III. Yasa metinleri :
l- İtiraz konusu hüküm :
5237 sayılı Belediye Gelirleri Kanununun 21. maddesinin itiraz konusu hükmü kapsayan dördüncü fıkrası şöyledir :
(Madde 21/4- Meydan, yol ve sokaklarda ve umuma açık yerler ile nakil vasıtalarında ve herkesin görebileceği sair yerlerde asılan, gösterilen ve dağıtılan ilânlarla her ne suretle ve vasıta ile olursa olsun yapılacak diğer reklamlardan belediye meclislerince düzenlenecek esas ve tarifelere göre resim alınır.)
2- Dayanak olarak ileri sürülen Anayasa maddesi :
Danıştay Dokuzuncu Dairesinin 5237 sayılı Kanunun 21. maddesinin dördüncü fıkrasındaki reklam resimine ilişkin hükmün Anayasa"ya aykırı olduğu yolundaki görüşünü desteklemek üzere ileri sürdüğü Anayasa"nın 61. maddesi aşağıdadır :
(Madde 61- Herkes, kamu giderlerini karşılamak üzere, malî gücüne göre, vergi ödemekle yükümlüdür.

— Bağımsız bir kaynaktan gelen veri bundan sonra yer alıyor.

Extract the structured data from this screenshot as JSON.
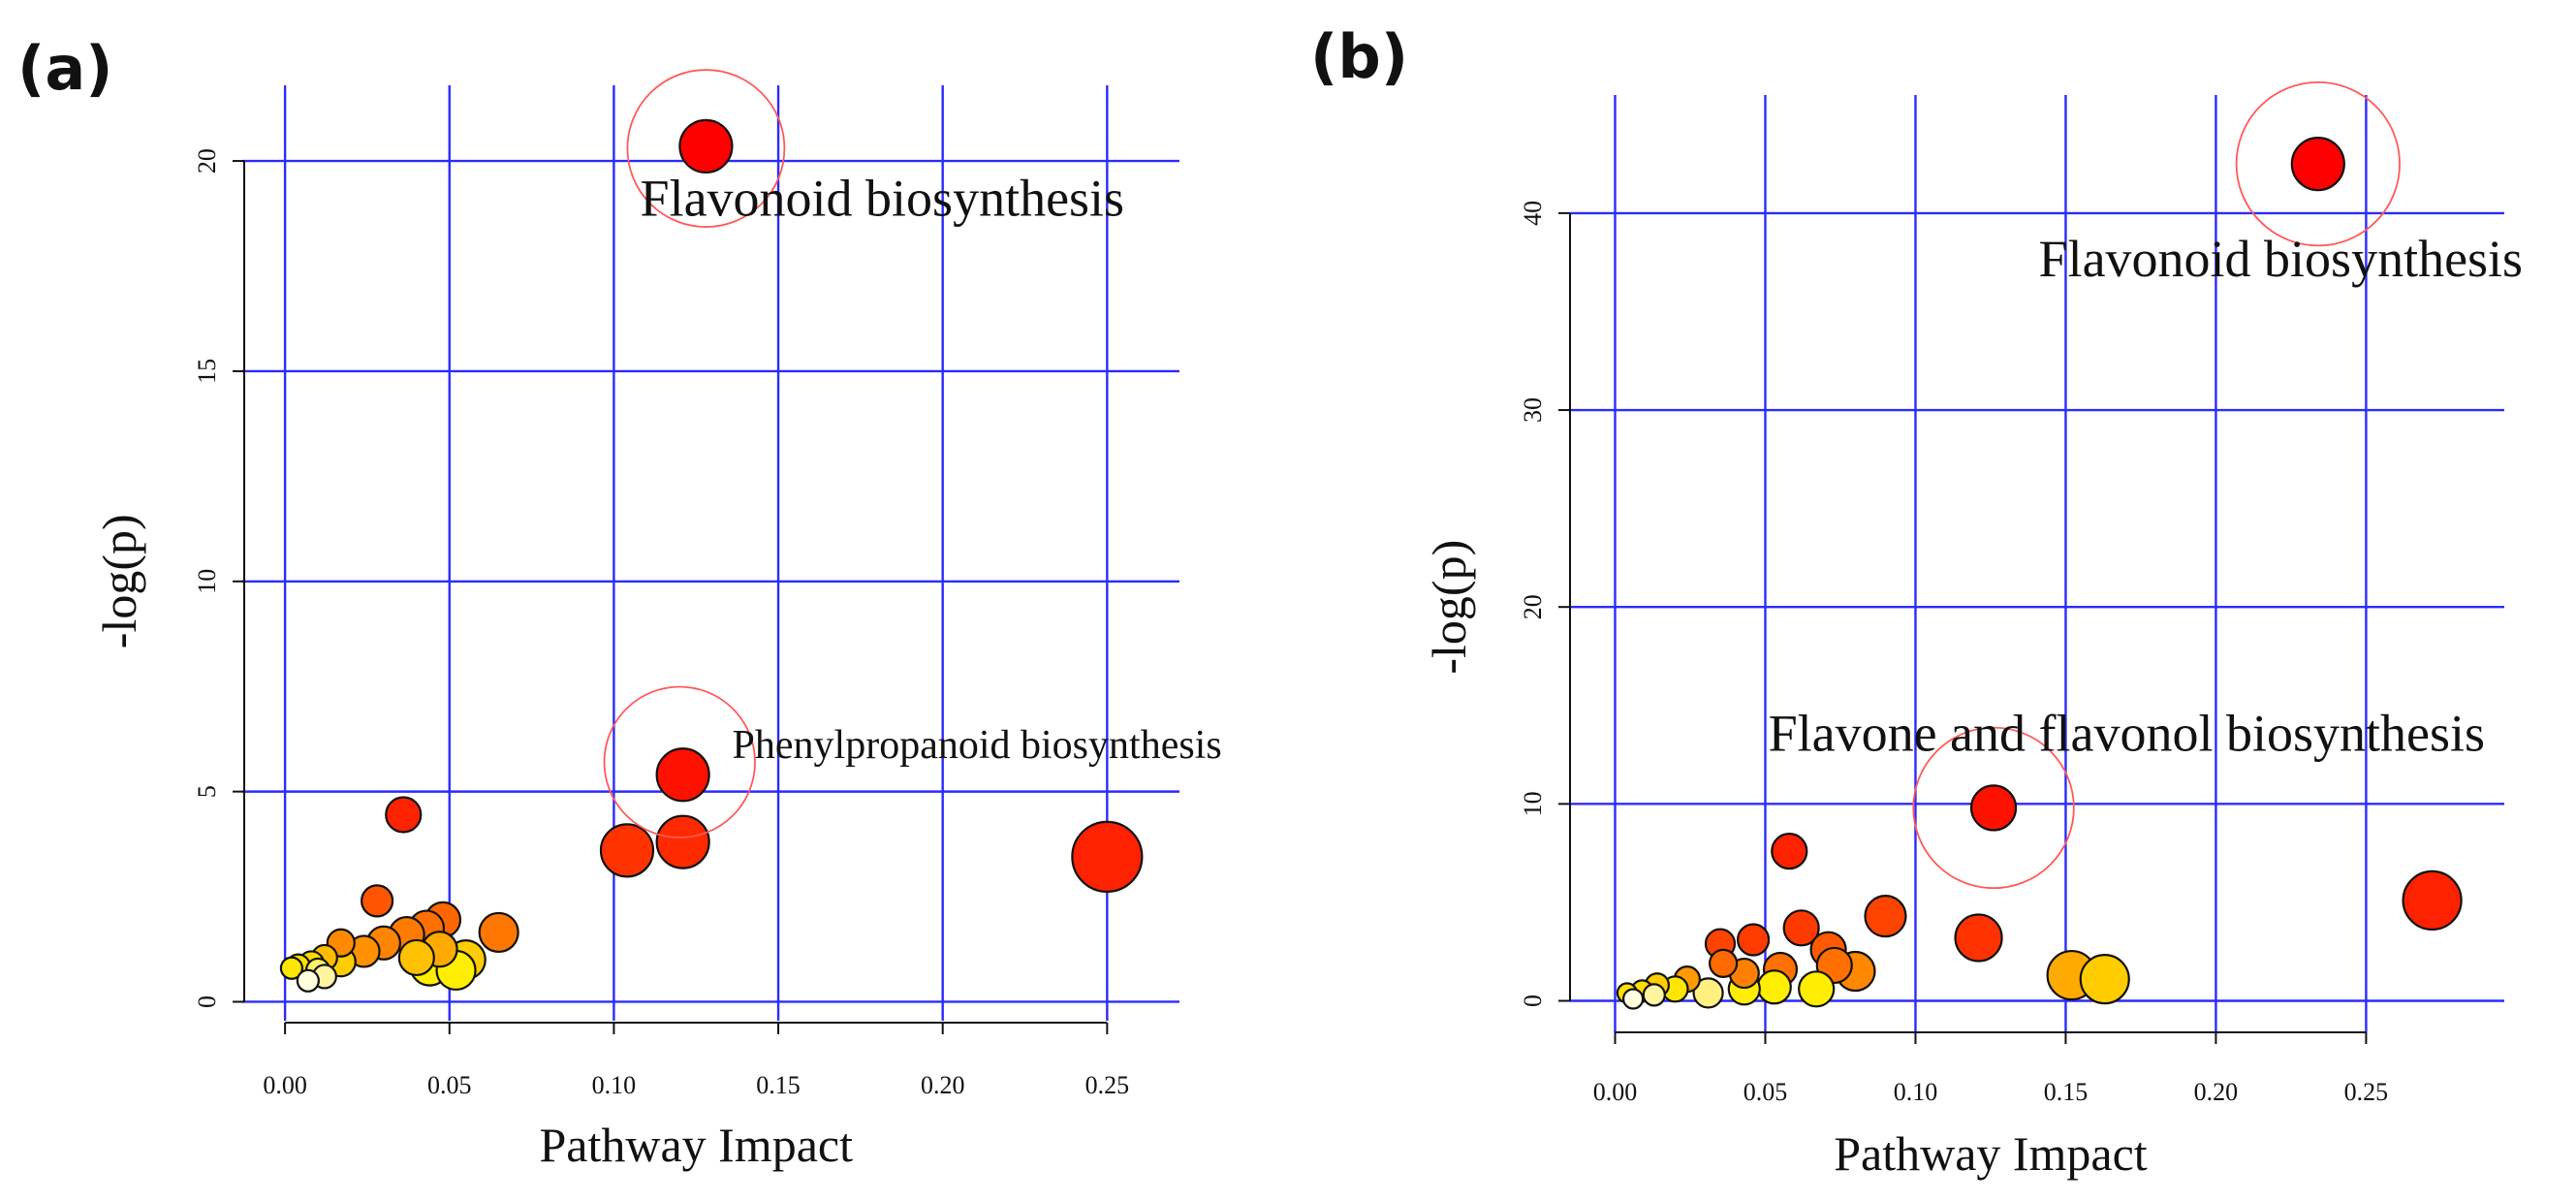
{
  "chart_data": [
    {
      "type": "scatter",
      "panel_label": "(a)",
      "xlabel": "Pathway Impact",
      "ylabel": "-log(p)",
      "xticks": [
        "0.00",
        "0.05",
        "0.10",
        "0.15",
        "0.20",
        "0.25"
      ],
      "yticks": [
        "0",
        "5",
        "10",
        "15",
        "20"
      ],
      "xtick_values": [
        0,
        0.05,
        0.1,
        0.15,
        0.2,
        0.25
      ],
      "ytick_values": [
        0,
        5,
        10,
        15,
        20
      ],
      "xlim": [
        -0.013,
        0.272
      ],
      "ylim": [
        -0.45,
        21.8
      ],
      "grid_x": [
        0,
        0.05,
        0.1,
        0.15,
        0.2,
        0.25
      ],
      "grid_y": [
        0,
        5,
        10,
        15,
        20
      ],
      "annotations": [
        {
          "text": "Flavonoid biosynthesis",
          "x": 0.108,
          "y": 18.7,
          "size": "large"
        },
        {
          "text": "Phenylpropanoid biosynthesis",
          "x": 0.136,
          "y": 5.8,
          "size": "small"
        }
      ],
      "highlights": [
        {
          "x": 0.128,
          "y": 20.3,
          "r": 1.25
        },
        {
          "x": 0.12,
          "y": 5.7,
          "r": 1.2
        }
      ],
      "points": [
        {
          "x": 0.25,
          "y": 3.45,
          "r": 36,
          "color": "#ff2200"
        },
        {
          "x": 0.128,
          "y": 20.35,
          "r": 27,
          "color": "#ff0000"
        },
        {
          "x": 0.121,
          "y": 5.4,
          "r": 27,
          "color": "#ff1100"
        },
        {
          "x": 0.121,
          "y": 3.8,
          "r": 27,
          "color": "#ff2a00"
        },
        {
          "x": 0.104,
          "y": 3.6,
          "r": 27,
          "color": "#ff3300"
        },
        {
          "x": 0.036,
          "y": 4.45,
          "r": 18,
          "color": "#ff2200"
        },
        {
          "x": 0.065,
          "y": 1.65,
          "r": 20,
          "color": "#ff7700"
        },
        {
          "x": 0.028,
          "y": 2.4,
          "r": 16,
          "color": "#ff5500"
        },
        {
          "x": 0.048,
          "y": 1.95,
          "r": 18,
          "color": "#ff6600"
        },
        {
          "x": 0.043,
          "y": 1.75,
          "r": 18,
          "color": "#ff7000"
        },
        {
          "x": 0.037,
          "y": 1.6,
          "r": 18,
          "color": "#ff7a00"
        },
        {
          "x": 0.03,
          "y": 1.4,
          "r": 17,
          "color": "#ff8400"
        },
        {
          "x": 0.024,
          "y": 1.2,
          "r": 16,
          "color": "#ff9000"
        },
        {
          "x": 0.017,
          "y": 1.4,
          "r": 14,
          "color": "#ff8a00"
        },
        {
          "x": 0.047,
          "y": 1.25,
          "r": 18,
          "color": "#ffaa00"
        },
        {
          "x": 0.055,
          "y": 1.0,
          "r": 20,
          "color": "#ffcc00"
        },
        {
          "x": 0.04,
          "y": 1.05,
          "r": 18,
          "color": "#ffc000"
        },
        {
          "x": 0.044,
          "y": 0.85,
          "r": 20,
          "color": "#ffee00"
        },
        {
          "x": 0.052,
          "y": 0.75,
          "r": 20,
          "color": "#ffee00"
        },
        {
          "x": 0.017,
          "y": 0.95,
          "r": 15,
          "color": "#ffcc00"
        },
        {
          "x": 0.012,
          "y": 1.05,
          "r": 13,
          "color": "#ffbb00"
        },
        {
          "x": 0.008,
          "y": 0.9,
          "r": 13,
          "color": "#ffdd00"
        },
        {
          "x": 0.004,
          "y": 0.85,
          "r": 12,
          "color": "#ffe000"
        },
        {
          "x": 0.002,
          "y": 0.8,
          "r": 11,
          "color": "#ffe600"
        },
        {
          "x": 0.01,
          "y": 0.75,
          "r": 12,
          "color": "#fff06a"
        },
        {
          "x": 0.012,
          "y": 0.6,
          "r": 12,
          "color": "#fff5a0"
        },
        {
          "x": 0.007,
          "y": 0.5,
          "r": 11,
          "color": "#ffffe0"
        }
      ]
    },
    {
      "type": "scatter",
      "panel_label": "(b)",
      "xlabel": "Pathway Impact",
      "ylabel": "-log(p)",
      "xticks": [
        "0.00",
        "0.05",
        "0.10",
        "0.15",
        "0.20",
        "0.25"
      ],
      "yticks": [
        "0",
        "10",
        "20",
        "30",
        "40"
      ],
      "xtick_values": [
        0,
        0.05,
        0.1,
        0.15,
        0.2,
        0.25
      ],
      "ytick_values": [
        0,
        10,
        20,
        30,
        40
      ],
      "xlim": [
        -0.015,
        0.296
      ],
      "ylim": [
        -1.6,
        46.0
      ],
      "grid_x": [
        0,
        0.05,
        0.1,
        0.15,
        0.2,
        0.25
      ],
      "grid_y": [
        0,
        10,
        20,
        30,
        40
      ],
      "annotations": [
        {
          "text": "Flavonoid biosynthesis",
          "x": 0.141,
          "y": 36.8,
          "size": "large"
        },
        {
          "text": "Flavone and flavonol biosynthesis",
          "x": 0.051,
          "y": 12.7,
          "size": "large"
        }
      ],
      "highlights": [
        {
          "x": 0.234,
          "y": 42.5,
          "r": 1.3
        },
        {
          "x": 0.126,
          "y": 9.8,
          "r": 1.5
        }
      ],
      "points": [
        {
          "x": 0.234,
          "y": 42.5,
          "r": 27,
          "color": "#ff0000"
        },
        {
          "x": 0.272,
          "y": 5.1,
          "r": 30,
          "color": "#ff2200"
        },
        {
          "x": 0.126,
          "y": 9.8,
          "r": 23,
          "color": "#ff1100"
        },
        {
          "x": 0.058,
          "y": 7.6,
          "r": 18,
          "color": "#ff2200"
        },
        {
          "x": 0.121,
          "y": 3.2,
          "r": 24,
          "color": "#ff3300"
        },
        {
          "x": 0.09,
          "y": 4.3,
          "r": 21,
          "color": "#ff4400"
        },
        {
          "x": 0.062,
          "y": 3.7,
          "r": 18,
          "color": "#ff3a00"
        },
        {
          "x": 0.071,
          "y": 2.6,
          "r": 18,
          "color": "#ff5a00"
        },
        {
          "x": 0.046,
          "y": 3.1,
          "r": 16,
          "color": "#ff3c00"
        },
        {
          "x": 0.035,
          "y": 2.9,
          "r": 15,
          "color": "#ff4400"
        },
        {
          "x": 0.08,
          "y": 1.5,
          "r": 20,
          "color": "#ff8800"
        },
        {
          "x": 0.073,
          "y": 1.8,
          "r": 18,
          "color": "#ff7000"
        },
        {
          "x": 0.055,
          "y": 1.6,
          "r": 17,
          "color": "#ff7000"
        },
        {
          "x": 0.043,
          "y": 1.4,
          "r": 15,
          "color": "#ff8000"
        },
        {
          "x": 0.036,
          "y": 1.9,
          "r": 14,
          "color": "#ff6a00"
        },
        {
          "x": 0.024,
          "y": 1.1,
          "r": 13,
          "color": "#ff9a00"
        },
        {
          "x": 0.152,
          "y": 1.3,
          "r": 25,
          "color": "#ffaa00"
        },
        {
          "x": 0.163,
          "y": 1.1,
          "r": 25,
          "color": "#ffcc00"
        },
        {
          "x": 0.067,
          "y": 0.6,
          "r": 18,
          "color": "#ffee00"
        },
        {
          "x": 0.053,
          "y": 0.7,
          "r": 17,
          "color": "#ffee00"
        },
        {
          "x": 0.043,
          "y": 0.6,
          "r": 16,
          "color": "#ffee00"
        },
        {
          "x": 0.031,
          "y": 0.4,
          "r": 15,
          "color": "#fff080"
        },
        {
          "x": 0.02,
          "y": 0.6,
          "r": 13,
          "color": "#ffe600"
        },
        {
          "x": 0.014,
          "y": 0.8,
          "r": 12,
          "color": "#ffcc00"
        },
        {
          "x": 0.009,
          "y": 0.5,
          "r": 11,
          "color": "#ffdd00"
        },
        {
          "x": 0.004,
          "y": 0.4,
          "r": 10,
          "color": "#ffe000"
        },
        {
          "x": 0.013,
          "y": 0.3,
          "r": 11,
          "color": "#fff5a0"
        },
        {
          "x": 0.006,
          "y": 0.1,
          "r": 10,
          "color": "#ffffe0"
        }
      ]
    }
  ]
}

Vergi, resim ve harçlar ve benzeri malî yükümler ancak kanunla konulur.)
IV. İlk inceleme :
Anayasa Mahkemesi içtüzüğünün 15. maddesi uyarınca 11/6/1970 gününde Lûtfi Ömerbaş, Salim Başol, Feyzullah Uslu, Faizi Öztan, Ce-lâlettin Kuralmen, Hakkı Ketenoğlu, Fazıl Uluocak, Sait Koçak, Avni Givda, Muhittin Taylan, Şahap Arıç, İhsan Ecemiş, Ahmet Akar, Halit Zarbun ve Muhittin Gürün"ün katılmalariyle yapılan ilk inceleme toplantısında dosyanın eksiği bulunmadığı ve başvurmanın, Anayasa"nın 151. ve Anayasa Mahkemesinin Kuruluşu ve Yargılama Usulleri hakkındaki 22/4/1962 günlü, 44 sayılı Kanunun 27. maddelerine uyduğu anlaşılarak, işin esasının incelenmesi oybirliğiyle kararlaştırılmıştır.
V. Esasın incelenmesi :
İtirazın esasına ilişkin rapor, Danıştay Dokuzuncu Dairesinin 1969/2265 sayılı, 31/5/1970 günlü yazısına bağlı olarak gelen gerekçeli karar ve ekleri, Anayasa"ya aykırılığı ileri sürülen hüküm, aykırılık görüşüne dayanaklık eden Anayasa maddesi; bunlarla ilgili gerekçeler ve başka yasama belgeleri; konu ile ilişkisi bulunan öteki metinler okunduktan sonra gereği görüşülüp düşünüldü :
Anayasa"nın 61. maddesinin son fıkrasına göre vergi, resim ve harçlar ve benzeri yükümler ancak kanunla konulur. Anayasa koyucunun, her çeşit malî yükümün kanunla konulmasını buyururken, keyfî ve takdirî uygulamaları önleyecek ilkelerin kanunda yer alması ereğini güttüğünde kuşku yoktur. Kanun koyucunun, yalnızca konusunu belli ederek malî bir yükümün ilgililere yükletilmesine izin vermesi, bunun kanunla konulmuş sayılabilmesi için yeter neden olamaz. Malî yükümlerin yükümlüleri, matrah ve oranlan, tarh, tahakkuk ve tahsil usulleri, müeyyideleri, zamanaşımı gibi çeşitli yönleri vardır. Bir malî yüküm, bu yönleri dolayısiyle, kanunda yeterince çerçevelenmemişse kişilerin sosyal ve iktisadî durumlarını, hatta temel haklarını etkileyecek keyfi uygulamalara yol açabilir. Bu bakımdan yükümler belli başlı unsurları da açıklanarak ve çerçeveleri kesin çizgilerle belirtilerek mutlaka kanunlarla düzenlenmelidir. Nitekim tarh, tahakkuk ve tahsil usulleri ile müeyyideler ve zaman aşımı genel ve ortak kurallar halinde yasa ile düzenlenmiştir. Öteki yönlerin, yani yükümlü, matrah, oran, belli oranların saptanmasına olanak bulunmadığı hallerde adaletli ölçülere dayandırılan en yüksek sınırların kanunda gösterilmesi gerekir. Böyle yapılmayınca idareye, keyfî uygulamalara yol açabilecek çok geniş bir takdir yetkisi tanınmış olur.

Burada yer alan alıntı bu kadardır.